Globalisation-led economic growth has led to greater convergence between countries. Within countries, however, economic, social, and political inequalities remain high or have been on the rise. The GIGA research team “Inclusive Societies” investigates, from a multidisciplinary and multiregional perspective, how access to markets and economic opportunities, political representation, and social integration can be expanded.
Our research can be grouped into three lines of inquiry:
- Economic and social inclusion: Economic and social inclusion describes both a condition by which individuals are able to participate fully in economic and social life and the processes that facilitate such a condition. In developing countries, access to well-paid jobs is limited and informal employment prevails. High-quality education is accessible only to a few, and credit is difficult to obtain. Exclusion of out-groups due to their religious beliefs, ethnic origin, or even gender is common. We examine mechanisms and interventions that lead to greater economic and social inclusion.
- Political inclusiveness: Political inclusiveness refers to equality in political participation and representation. A lack of political inclusiveness can be both a consequence and a cause of socio-economic inequality. We study problems of equitable political representation and political accountability, along with issues that arise when governance processes are captured by private interests: clientelism, corruption, and civic disengagement. In examining these issues, we analyse citizen and elite behaviour in addition to the impacts of formal institutions and informal social norms.
- Political economy of public policy: By studying the political economy of public policies, we shed light on states’ and societies’ capacity to respond to the challenge of economic and social inequality. Welfare policies – such as social security, education, healthcare, and integration of persons with disabilities – are the product of political processes that are driven by diverse interests and unequal power relations between different actors in society. Our research highlights the challenges of designing and implementing welfare policies in societies that are plagued by clientelism, corruption, and limited state capacity.

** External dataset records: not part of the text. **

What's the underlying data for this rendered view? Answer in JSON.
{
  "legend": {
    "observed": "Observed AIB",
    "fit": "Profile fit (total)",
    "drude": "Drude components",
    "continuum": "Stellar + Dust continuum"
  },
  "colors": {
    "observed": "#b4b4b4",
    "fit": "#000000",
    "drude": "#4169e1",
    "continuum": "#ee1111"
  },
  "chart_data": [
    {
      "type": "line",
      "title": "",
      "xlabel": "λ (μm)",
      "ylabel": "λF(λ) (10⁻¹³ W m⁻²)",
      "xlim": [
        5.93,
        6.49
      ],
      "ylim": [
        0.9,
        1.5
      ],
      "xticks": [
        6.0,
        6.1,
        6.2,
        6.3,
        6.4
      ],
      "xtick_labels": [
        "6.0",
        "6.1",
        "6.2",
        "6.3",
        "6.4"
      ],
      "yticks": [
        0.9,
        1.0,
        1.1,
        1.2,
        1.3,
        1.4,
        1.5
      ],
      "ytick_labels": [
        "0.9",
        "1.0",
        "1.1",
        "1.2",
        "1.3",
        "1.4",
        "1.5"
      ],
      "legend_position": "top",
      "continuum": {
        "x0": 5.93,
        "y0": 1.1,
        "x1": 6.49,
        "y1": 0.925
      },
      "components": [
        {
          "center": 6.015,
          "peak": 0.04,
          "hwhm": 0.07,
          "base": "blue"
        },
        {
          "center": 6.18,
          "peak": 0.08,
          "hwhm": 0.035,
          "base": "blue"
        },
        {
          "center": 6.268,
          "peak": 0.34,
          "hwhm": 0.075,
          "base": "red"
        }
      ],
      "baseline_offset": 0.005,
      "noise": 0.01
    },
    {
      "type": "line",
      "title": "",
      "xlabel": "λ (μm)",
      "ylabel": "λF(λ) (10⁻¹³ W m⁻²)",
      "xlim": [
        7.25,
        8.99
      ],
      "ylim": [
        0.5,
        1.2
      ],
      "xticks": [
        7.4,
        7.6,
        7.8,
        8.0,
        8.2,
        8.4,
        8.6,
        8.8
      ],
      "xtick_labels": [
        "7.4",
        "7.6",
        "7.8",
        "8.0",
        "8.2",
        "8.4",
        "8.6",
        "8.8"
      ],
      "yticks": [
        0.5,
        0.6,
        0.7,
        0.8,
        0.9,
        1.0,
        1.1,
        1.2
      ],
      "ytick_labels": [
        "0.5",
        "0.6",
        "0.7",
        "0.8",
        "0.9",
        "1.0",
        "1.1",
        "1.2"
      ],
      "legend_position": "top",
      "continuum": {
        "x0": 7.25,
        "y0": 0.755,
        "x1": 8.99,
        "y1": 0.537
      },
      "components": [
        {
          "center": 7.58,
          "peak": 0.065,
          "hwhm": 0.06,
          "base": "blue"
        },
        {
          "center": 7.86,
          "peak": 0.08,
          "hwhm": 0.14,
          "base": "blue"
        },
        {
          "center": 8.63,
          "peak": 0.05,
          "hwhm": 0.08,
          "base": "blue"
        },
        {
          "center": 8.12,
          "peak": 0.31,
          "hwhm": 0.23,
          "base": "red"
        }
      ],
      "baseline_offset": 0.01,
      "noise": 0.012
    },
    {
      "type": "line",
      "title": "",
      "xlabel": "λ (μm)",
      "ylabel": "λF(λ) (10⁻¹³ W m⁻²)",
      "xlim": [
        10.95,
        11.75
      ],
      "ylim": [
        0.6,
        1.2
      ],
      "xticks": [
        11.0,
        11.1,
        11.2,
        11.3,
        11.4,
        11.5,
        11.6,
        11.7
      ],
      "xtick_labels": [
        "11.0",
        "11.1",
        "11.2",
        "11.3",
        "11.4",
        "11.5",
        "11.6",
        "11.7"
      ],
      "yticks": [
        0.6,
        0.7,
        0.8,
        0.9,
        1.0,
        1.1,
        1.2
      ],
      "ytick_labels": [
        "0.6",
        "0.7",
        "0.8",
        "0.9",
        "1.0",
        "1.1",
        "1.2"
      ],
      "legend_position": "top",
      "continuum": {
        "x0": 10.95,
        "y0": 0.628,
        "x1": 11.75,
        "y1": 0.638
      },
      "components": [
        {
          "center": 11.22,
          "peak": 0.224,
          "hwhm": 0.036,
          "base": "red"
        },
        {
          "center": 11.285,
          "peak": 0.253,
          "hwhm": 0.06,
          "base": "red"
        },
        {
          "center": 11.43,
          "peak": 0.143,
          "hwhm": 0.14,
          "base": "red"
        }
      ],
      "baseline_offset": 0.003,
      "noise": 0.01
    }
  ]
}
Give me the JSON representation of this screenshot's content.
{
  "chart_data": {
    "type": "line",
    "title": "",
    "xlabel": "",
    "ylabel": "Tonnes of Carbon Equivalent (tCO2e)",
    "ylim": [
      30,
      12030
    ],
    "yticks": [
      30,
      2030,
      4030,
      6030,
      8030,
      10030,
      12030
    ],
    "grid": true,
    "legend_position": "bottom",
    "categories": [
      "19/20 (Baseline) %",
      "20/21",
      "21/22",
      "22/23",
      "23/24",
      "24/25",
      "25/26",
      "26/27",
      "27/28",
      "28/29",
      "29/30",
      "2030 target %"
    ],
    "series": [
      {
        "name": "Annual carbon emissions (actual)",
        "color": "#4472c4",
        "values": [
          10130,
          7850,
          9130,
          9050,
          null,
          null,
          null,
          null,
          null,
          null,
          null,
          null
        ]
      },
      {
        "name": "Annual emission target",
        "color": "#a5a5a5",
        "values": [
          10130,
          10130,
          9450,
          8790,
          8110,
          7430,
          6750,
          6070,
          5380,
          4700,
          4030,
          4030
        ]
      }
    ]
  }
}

The research team brings together economists and political scientists with a broad range of methodological expertise. In our research, we have made use of field experiments, observational data, behavioural studies, and qualitative and mixed methods. We strive to bridge the gap between theory and practice by engaging both in fundamental research and in designing and testing new policy interventions that offer practical solutions. Much of our research is therefore carried out in partnership with national governments, NGOs, and international development agencies.